I love the tension between arguments for impulse control, on the one hand, and creative exploration on the other. For free, unstructured play on the one hand and “10,000 hours of practice” on the other. And I think Mehta points out another important thing to reflect on after reading the book—what is unique to America and how did it come to be and to continue? There are obviously bad ways to answer that question, lest Americans become too enamored of themselves for the wrong reasons, but, keeping that caution in mind, what can America and the world learn and emulate from America’s history and culture?
So, with all that said, it’s important to consider arguments like Chua’s and Rubenfeld’s and exercise the critical thinking we expect of our students and children: evaluate the strength of their claims without getting swept up by them or dismissing them as cynical, learn from them what we can and become more thoughtful thinkers, teachers, and parents as a result.
Though I include links to Amazon when I mention books, I strongly encourage you to order books through Washington’s Hickory Stick Bookshop or your own local book store.
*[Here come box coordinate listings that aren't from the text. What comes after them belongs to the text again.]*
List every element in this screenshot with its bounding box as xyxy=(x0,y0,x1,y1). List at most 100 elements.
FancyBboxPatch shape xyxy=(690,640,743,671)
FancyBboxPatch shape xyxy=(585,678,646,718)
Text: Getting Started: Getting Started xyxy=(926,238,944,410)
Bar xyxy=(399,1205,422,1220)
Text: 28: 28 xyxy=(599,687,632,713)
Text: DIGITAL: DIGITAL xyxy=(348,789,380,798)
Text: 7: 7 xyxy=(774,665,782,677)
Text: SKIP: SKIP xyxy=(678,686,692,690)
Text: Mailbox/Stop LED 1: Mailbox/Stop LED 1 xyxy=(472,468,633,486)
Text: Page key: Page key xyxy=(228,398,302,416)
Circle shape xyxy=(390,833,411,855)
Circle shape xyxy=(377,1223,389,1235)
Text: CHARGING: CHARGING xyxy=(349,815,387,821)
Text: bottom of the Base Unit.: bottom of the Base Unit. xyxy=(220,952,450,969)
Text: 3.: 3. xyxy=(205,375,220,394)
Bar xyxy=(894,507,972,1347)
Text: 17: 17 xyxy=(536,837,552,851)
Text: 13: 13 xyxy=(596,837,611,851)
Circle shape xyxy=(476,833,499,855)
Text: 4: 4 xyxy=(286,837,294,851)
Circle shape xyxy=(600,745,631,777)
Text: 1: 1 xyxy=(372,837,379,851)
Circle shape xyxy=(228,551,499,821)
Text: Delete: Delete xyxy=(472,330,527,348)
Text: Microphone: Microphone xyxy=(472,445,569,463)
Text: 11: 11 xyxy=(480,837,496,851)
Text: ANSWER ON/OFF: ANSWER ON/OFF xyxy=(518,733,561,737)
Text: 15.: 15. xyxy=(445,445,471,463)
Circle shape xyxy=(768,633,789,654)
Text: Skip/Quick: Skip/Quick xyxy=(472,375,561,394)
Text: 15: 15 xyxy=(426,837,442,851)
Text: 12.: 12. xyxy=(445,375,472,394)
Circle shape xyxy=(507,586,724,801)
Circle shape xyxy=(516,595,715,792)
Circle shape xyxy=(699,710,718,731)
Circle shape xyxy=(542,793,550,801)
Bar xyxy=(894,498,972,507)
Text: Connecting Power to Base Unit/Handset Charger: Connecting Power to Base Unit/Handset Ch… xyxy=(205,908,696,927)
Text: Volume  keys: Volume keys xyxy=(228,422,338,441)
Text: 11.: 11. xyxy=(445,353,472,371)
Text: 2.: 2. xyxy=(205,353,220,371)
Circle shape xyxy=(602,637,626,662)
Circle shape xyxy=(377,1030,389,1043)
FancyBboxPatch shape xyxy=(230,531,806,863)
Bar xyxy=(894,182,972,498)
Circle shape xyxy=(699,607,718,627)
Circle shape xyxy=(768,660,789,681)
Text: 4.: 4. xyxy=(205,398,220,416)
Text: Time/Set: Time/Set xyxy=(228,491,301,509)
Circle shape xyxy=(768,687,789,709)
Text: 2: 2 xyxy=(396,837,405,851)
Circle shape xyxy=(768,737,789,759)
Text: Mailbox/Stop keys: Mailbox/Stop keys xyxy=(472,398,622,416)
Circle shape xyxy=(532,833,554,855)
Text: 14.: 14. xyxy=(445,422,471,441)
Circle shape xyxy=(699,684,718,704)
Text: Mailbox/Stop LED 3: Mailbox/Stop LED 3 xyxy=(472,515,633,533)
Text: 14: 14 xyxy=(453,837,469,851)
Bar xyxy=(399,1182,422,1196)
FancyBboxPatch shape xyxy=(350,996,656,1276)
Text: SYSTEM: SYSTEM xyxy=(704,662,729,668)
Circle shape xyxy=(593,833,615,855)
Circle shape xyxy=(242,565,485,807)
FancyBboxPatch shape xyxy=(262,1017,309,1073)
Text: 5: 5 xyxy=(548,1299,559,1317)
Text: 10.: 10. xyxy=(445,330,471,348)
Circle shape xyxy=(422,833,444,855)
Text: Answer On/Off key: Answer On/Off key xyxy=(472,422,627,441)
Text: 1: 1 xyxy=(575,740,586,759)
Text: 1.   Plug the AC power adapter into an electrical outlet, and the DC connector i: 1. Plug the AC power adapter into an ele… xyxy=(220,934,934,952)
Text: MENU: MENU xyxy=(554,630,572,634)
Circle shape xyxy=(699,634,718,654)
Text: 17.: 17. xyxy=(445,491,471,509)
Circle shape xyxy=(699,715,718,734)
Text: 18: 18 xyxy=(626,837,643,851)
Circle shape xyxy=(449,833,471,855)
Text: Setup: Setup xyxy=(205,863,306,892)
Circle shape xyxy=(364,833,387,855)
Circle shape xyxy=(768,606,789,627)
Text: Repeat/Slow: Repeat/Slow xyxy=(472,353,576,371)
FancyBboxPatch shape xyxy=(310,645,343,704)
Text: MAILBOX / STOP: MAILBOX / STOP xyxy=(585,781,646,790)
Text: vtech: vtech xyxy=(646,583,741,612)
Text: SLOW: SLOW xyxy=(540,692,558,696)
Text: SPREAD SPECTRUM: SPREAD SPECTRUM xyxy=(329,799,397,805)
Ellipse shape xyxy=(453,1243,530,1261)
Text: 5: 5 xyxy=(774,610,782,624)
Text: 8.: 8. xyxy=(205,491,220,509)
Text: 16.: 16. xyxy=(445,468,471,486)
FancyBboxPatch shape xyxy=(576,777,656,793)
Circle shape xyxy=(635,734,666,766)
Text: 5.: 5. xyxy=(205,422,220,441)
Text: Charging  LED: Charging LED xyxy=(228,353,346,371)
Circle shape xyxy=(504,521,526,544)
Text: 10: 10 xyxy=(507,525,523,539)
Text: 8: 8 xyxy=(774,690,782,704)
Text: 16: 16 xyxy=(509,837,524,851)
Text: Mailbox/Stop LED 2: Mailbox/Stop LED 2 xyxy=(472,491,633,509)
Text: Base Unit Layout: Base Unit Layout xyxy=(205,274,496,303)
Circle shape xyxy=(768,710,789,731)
(1) Among other things, the vision of life Chua holds out is essentially that of Nietzsche’s will to power. As he wrote in his book by that title, “My idea is that every specific body strives to become master over all space and to extend its force (its will to power) and to thrust back all that resists its extension. But it continually encounters similar efforts on the part of other bodies and ends by coming to an arrangement (“union”) with those of them that are sufficiently related to it: thus they then conspire together for power. And the process goes on.” We all need to take Nietzsche seriously because his is a serious vision of reality with a lot of merit. It’s one I ultimately reject, but only after spending a lot of time considering alternatives.